Young was asked (again) about Barrick Gold's 83.25%-owned Massawa gold development project in Senegal, next to Sabodala, previously described by Barrick CEO Mark Bristow as the best undeveloped gold project in Africa but one nonetheless that wouldn't meet the gold major's investment hurdles (it wouldn't have met those of Bristow-led Randgold Resources).
Massawa remains an attractive project with 20.9Mt grading 3.94gpt for 2.6Moz of reserves in its 2018 feasibility, using $1,200/oz openpit reserve pricing. It could be explored further to take reserves past the 3Moz mark Barrick would be seeking, and the company could find ways to push internal rates of return past 20% over the life of a mine (including using a LOM gold price above the old $1,000/oz Randgold standard).
Barrick is said to be targeting $1.5 billion of asset sales through 2020 and could get $350-500 million for Massawa.
Young said earlier this year Massawa didn't appear to meet Barrick's project-development hurdle rates and would present significant Sabodala synergies.
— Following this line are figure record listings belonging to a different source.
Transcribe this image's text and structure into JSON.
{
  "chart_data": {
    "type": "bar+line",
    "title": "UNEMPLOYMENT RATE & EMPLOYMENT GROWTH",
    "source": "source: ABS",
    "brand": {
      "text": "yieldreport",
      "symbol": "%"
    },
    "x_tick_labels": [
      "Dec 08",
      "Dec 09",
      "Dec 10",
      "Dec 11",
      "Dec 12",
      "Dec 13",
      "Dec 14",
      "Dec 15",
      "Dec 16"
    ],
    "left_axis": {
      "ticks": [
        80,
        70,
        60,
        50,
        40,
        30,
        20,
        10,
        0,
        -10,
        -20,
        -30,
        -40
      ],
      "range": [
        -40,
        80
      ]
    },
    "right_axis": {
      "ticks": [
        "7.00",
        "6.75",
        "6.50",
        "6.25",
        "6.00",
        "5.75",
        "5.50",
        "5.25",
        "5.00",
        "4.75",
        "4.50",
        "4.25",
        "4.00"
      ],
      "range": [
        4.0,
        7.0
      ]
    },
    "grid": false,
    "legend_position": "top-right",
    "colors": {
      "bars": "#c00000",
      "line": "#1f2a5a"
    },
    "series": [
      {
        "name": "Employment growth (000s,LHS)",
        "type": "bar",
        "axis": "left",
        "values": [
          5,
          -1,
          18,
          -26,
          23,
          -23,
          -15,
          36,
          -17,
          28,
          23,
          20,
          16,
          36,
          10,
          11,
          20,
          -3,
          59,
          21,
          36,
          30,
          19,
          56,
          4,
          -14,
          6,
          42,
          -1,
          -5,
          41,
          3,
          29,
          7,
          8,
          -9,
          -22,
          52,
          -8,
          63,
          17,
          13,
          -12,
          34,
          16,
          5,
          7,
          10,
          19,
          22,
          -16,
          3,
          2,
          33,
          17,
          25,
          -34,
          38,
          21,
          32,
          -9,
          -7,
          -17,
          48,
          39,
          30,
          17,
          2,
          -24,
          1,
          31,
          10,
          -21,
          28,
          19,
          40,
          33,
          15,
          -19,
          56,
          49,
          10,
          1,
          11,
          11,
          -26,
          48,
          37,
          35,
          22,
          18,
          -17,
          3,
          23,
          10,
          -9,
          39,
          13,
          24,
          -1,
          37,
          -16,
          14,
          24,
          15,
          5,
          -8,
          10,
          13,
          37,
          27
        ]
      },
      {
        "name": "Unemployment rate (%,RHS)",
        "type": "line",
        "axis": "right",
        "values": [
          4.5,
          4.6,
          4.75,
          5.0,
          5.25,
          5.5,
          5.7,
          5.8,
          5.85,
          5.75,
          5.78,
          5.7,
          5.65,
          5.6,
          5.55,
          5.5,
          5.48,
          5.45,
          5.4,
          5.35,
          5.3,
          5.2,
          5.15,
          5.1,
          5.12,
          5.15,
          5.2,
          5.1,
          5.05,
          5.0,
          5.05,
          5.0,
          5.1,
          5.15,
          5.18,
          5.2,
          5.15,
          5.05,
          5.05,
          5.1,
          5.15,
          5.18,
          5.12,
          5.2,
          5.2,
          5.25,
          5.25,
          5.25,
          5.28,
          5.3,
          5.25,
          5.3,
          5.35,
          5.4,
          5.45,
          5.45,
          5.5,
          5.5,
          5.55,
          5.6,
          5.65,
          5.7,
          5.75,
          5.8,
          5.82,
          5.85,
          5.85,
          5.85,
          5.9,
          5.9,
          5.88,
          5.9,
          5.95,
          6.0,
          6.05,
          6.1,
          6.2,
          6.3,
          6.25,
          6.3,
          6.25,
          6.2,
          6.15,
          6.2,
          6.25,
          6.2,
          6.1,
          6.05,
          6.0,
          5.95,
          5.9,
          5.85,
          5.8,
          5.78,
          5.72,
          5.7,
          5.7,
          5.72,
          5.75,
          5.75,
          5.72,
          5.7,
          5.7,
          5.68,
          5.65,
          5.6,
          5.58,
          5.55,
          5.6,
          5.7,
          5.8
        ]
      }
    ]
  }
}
Leveraging its infrastructure and operating footprint could deliver cost advantages Teranga needs to justify a price on Massawa that trumps a bid from the likes of another neighbour, IAMGOLD.
"They're currently in a permitting process, they ultimately will decide whether it's non-core and if they want to sell it, and if they choose to sell it we would certainly look at it," Young said at Beaver Creek.
"But at the end of the day while it makes strategic sense it's got to be for both a price and a form of consideration that makes sense for Teranga shareholders."